Ketua Komisi X DPR RI Lalu Hadrian menyoroti kasus perundungan terhadap seorang siswa di yang berujung bunuh diri. Lalu mendorong evaluasi kurikulum pendidikan.
“Terkait kekerasan di SMA Garut ini, kami mendorong pendekatan restorative justice dan pemulihan psikososial bagi korban serta keluarga korban,” kata Lalu kepada wartawan, Rabu (22/7/2025).
“Sosialisasi intens tentang bahaya bullying dan penguatan peran masyarakat, termasuk orang tua dan media, harus terus digalakkan untuk menciptakan lingkungan sekolah yang lebih aman,” sambungnya.

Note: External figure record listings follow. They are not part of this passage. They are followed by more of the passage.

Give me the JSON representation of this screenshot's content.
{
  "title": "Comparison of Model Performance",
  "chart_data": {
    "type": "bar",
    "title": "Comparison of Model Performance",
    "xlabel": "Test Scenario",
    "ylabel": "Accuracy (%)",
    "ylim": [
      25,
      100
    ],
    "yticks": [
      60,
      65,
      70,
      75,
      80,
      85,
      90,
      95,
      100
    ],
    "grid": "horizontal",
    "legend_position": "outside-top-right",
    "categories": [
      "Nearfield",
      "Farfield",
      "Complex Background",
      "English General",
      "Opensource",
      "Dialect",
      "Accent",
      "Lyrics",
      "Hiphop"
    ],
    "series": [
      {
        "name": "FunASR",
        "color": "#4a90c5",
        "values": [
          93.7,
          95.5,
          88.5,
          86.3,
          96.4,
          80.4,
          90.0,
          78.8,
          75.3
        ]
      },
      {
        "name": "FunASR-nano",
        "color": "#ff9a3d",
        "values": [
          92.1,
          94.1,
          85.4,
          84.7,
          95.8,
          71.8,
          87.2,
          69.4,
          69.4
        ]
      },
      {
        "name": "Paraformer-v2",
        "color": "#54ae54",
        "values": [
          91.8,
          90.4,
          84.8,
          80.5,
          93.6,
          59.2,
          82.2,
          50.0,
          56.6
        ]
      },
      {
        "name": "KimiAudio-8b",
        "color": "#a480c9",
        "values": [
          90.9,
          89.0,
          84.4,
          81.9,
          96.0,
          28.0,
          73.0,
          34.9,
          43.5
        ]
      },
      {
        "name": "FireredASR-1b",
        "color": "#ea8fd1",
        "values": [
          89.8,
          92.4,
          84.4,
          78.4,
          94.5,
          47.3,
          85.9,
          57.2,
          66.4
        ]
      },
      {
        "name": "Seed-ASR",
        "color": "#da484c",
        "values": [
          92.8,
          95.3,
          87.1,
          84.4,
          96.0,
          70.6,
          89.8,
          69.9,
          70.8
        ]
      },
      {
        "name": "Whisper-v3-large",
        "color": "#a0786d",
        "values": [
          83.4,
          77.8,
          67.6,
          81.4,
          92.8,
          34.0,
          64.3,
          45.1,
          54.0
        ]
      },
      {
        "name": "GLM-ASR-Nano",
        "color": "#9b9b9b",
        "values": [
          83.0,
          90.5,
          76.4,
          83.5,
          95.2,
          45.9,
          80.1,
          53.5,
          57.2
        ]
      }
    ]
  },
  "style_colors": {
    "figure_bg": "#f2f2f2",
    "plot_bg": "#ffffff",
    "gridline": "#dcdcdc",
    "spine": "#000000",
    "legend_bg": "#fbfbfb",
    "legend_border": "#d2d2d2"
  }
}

Selain itu, Lalu menilai evaluasi kurikulum pendidikan perlu dilakukan. Menurut dia, pendidikan antikekerasan perlu diterapkan untuk mencegah peristiwa serupa terulang.
“Langkah-langkah ini juga dibarengi dengan evaluasi pelaksanaan kurikulum pendidikan, untuk memastikan nilai-nilai antikekerasan dan Pancasila tertanam kuat di kalangan siswa,” ujarnya.
Lebih lanjut, Lalu menyoroti implementasi dari regulasi Permendikbudristek Nomor 46 Tahun 2023 tentang Pencegahan dan Penanganan Kekerasan di Satuan Pendidikan. Dia juga menilai perlu pembentukan dan penguatan Satgas Anti Bullying di setiap sekolah.
“Kasus kekerasan di sekolah, tentu harus ditangani dengan kolaborasi berbagai pihak, dengan KPAI dan pemerintah daerah. Pengawasan dan respons terhadap kasus kekerasan terhadap anak sekolah, harapan kita dapat dimaksimalkan dengan kerja sama itu,” tuturnya.
Sebelumnya, kasus seorang siswa SMAN 6 Garut, Jawa Barat, yang bunuh diri setelah diduga menjadi korban perundungan atau bullying berbuntut panjang. Kepala SMAN 6 Garut kini dinonaktifkan sementara.
Surat itu diterbitkan oleh Kantor Cabang Dinas (KCD) Pendidikan Wilayah XI atas rekomendasi dari BKD Jawa Barat. Selama proses ini berlangsung, Dinas Pendidikan Jabar akan menunjuk Pelaksana Tugas (Plt) Kepala Sekolah sebagai pengganti sementara.
“Untuk proses pendalamannya ditargetkan selama kira-kira satu minggu, dan Tim Disiplin Pegawai dari BKD Jabar juga sudah mulai bekerja untuk mendalami administrasi kepegawaiannya sejak kemarin,” kata Kepala BKD Jabar Dedi Supandi, dilansir infoJabar, Sabtu (19/7).
Penonaktifan tersebut dilakukan untuk mempercepat proses pendalaman dan pemeriksaan internal. Dedi menyebutkan ada beda pendapat antara pihak orang tua dan sekolah terkait perundungan.